Cincinnati Zoo CREW Helps Pave the Way for Zoo Polar Bears to Benefit Their Wild Cousins
A new Masterplan by the Polar Bear Research Council identifies the most critical studies needed for polar bear conservation; from energetics to nutrition to reproduction, polar bears in zoos can help fill knowledge gaps that benefit their wild peers.
Cincinnati, OH— January 26, 2022 — The Polar Bear Research Council (PBRC), which includes scientists from the Cincinnati Zoo & Botanical Garden’s Center for Conservation and Research of Endangered Wildlife (CREW), today released a Masterplan that prioritizes zoo-based polar bear research projects needed to help protect the world’s polar bears.
“It’s immensely gratifying to realize that zoo-based studies can play such a critical role in polar bear conservation,” says Terri Roth, Ph.D., Vice President of Conservation and Science at the Cincinnati Zoo & Botanical Garden and co-chair of the PBRC. “Our goal with the plan is to provide expert guidance that will help zoos and aquariums fill knowledge gaps and support the key priorities of field researchers.”
PBRC is composed of zoo professionals and polar bear researchers and focuses on keeping research current with emerging scientific questions regarding polar bears in the wild in these four main areas: Field Techniques, Health and Welfare, Physiology and Behavioral Ecology, and Reproductive Physiology.
Zoos fill a unique niche essential to studying species that live in extreme habitats; they can also help develop and calibrate new research methods and technologies before they are deployed in the field. Bears in managed care can be repeatedly observed and sampled over long time periods—allowing sample size and replication not possible in the wild.
Collaborative efforts to understand and protect polar bears couldn’t come at a more urgent time. The International Union for Conservation of Nature estimates that just 26,000 polar bears remain across their range, which includes the U.S. (Alaska), Canada, Russia, Greenland, and Norway (Svalbard). The polar bears’ continued survival depends on human action to transition away from burning fossil fuels for energy like coal, oil, and natural gas. Zoo-based energetics research in partnership with field researchers was pivotal in the groundbreaking report clarifying our need to go green in every way possible in our daily lives to help save polar bears from extinction.
Scientists are making significant progress studying polar bear nutrition, energetics, and reproduction in zoos. Examples of PBRC-endorsed studies recently completed or currently in progress include:
- Better understanding fur growth as a tool for studying the behavior and physiology of wild bears: Understanding fur growth patterns helps scientists better interpret stress levels, contaminant exposure, and nutritional status using hair samples collected from polar bears in the wild.
- Improving bear nutrition and health: In combination with studies of wild bears, feeding trials with zoo polar bears demonstrated that polar bears have low protein requirements and that maintaining bears on lower protein diets is critical to support long-term kidney health.
- Development of new tracking tags: Zookeepers and Veterinary staff are attaching prototypes of new, minimally invasive, temporary tracking tags that attach to bear fur, developed by 3M and Polar Bears International.
- Improved understanding of reproduction: Scientists at the Cincinnati Zoo & Botanical Garden are using cutting-edge technology, such as advanced proteomics and multiplex analyses, to understand and improve reproduction in polar bears.

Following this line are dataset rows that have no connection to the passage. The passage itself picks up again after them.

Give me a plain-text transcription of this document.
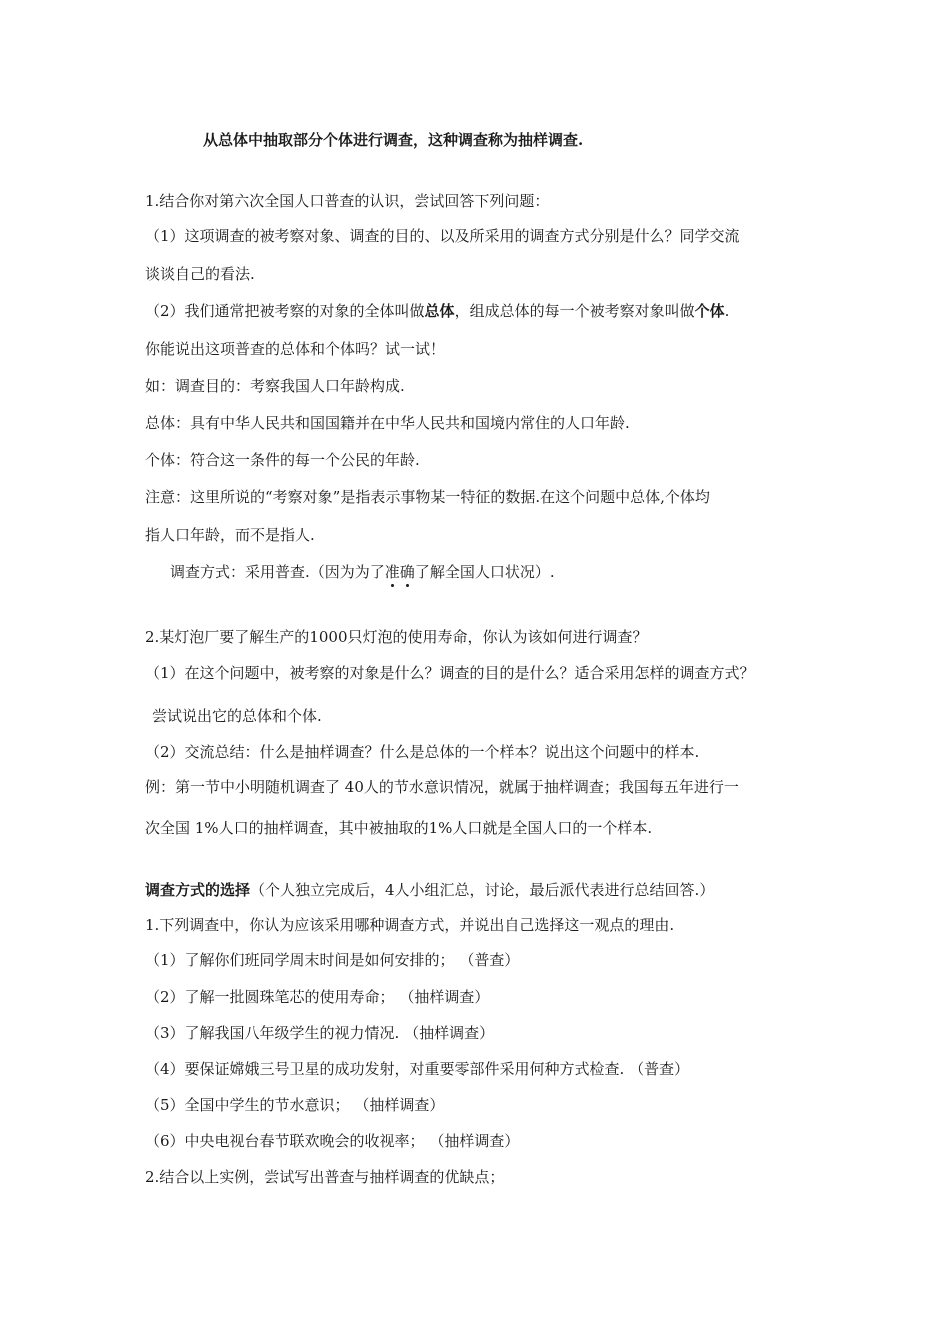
从总体中抽取部分个体进行调查，这种调查称为抽样调查.
1.结合你对第六次全国人口普查的认识，尝试回答下列问题：
（1）这项调查的被考察对象、调查的目的、以及所采用的调查方式分别是什么？同学交流
谈谈自己的看法.
（2）我们通常把被考察的对象的全体叫做总体，组成总体的每一个被考察对象叫做个体.
你能说出这项普查的总体和个体吗？试一试！
如：调查目的：考察我国人口年龄构成.
总体：具有中华人民共和国国籍并在中华人民共和国境内常住的人口年龄.
个体：符合这一条件的每一个公民的年龄.
注意：这里所说的“考察对象”是指表示事物某一特征的数据.在这个问题中总体,个体均
指人口年龄，而不是指人.
调查方式：采用普查.（因为为了准确了解全国人口状况）.
2.某灯泡厂要了解生产的1000只灯泡的使用寿命，你认为该如何进行调查？
（1）在这个问题中，被考察的对象是什么？调查的目的是什么？适合采用怎样的调查方式？
尝试说出它的总体和个体.
（2）交流总结：什么是抽样调查？什么是总体的一个样本？说出这个问题中的样本.
例：第一节中小明随机调查了 40人的节水意识情况，就属于抽样调查；我国每五年进行一
次全国 1%人口的抽样调查，其中被抽取的1%人口就是全国人口的一个样本.
调查方式的选择（个人独立完成后，4人小组汇总，讨论，最后派代表进行总结回答.）
1.下列调查中，你认为应该采用哪种调查方式，并说出自己选择这一观点的理由.
（1）了解你们班同学周末时间是如何安排的； （普查）
（2）了解一批圆珠笔芯的使用寿命； （抽样调查）
（3）了解我国八年级学生的视力情况. （抽样调查）
（4）要保证嫦娥三号卫星的成功发射，对重要零部件采用何种方式检查. （普查）
（5）全国中学生的节水意识； （抽样调查）
（6）中央电视台春节联欢晚会的收视率； （抽样调查）
2.结合以上实例，尝试写出普查与抽样调查的优缺点；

“By collecting blood opportunistically at annual health examinations and, more recently, by obtaining blood samples voluntarily through advancements in animal training, we can now investigate a wide variety of hormones and biomarkers on a temporal scale from the same individual,” says Dr. Erin Curry, CREW Reproductive Physiologist and PBRC Reproductive Advisor. “Establishing species-specific concentrations of these biomarkers will provide insight into reproductive processes, the potential causes of reproductive failure, and will facilitate enhanced monitoring of wild populations and how they respond to a changing environment”.
With funding from the Institute of Museums and Library Services and the Morris Animal Foundation, CREW has already received more than 400 banked blood samples collected from ~60 polar bears at 20 different zoos throughout the U.S.!
Polar bears in zoos and aquariums play an essential role in conservation research that directly benefits their wild peers. The PBRC’s goals are to 1) facilitate the use of zoo and aquarium- housed polar bears to better characterize basic biology and to advance scientific methodologies for comparison and application to wild polar bears; 2) support research that is necessary for maintaining a viable, sustainable zoo population for scientific research with application to the conservation of wild bears; and 3) build capacity within member institutions to participate in priority scientific research efforts.
“I’ve spent most of my career conducting research on wild polar bears across the Arctic, which has confirmed the threat of global warming and that we must reduce our reliance on fossil fuels in order to protect future generations of polar bears,” said Steven C. Amstrup, Ph.D., chief scientist at Polar Bears International. “My experience has also shown that some vital studies simply cannot be conducted in the wild, and findings from zoo-based research are crucial to informing population estimates, policy, and more.”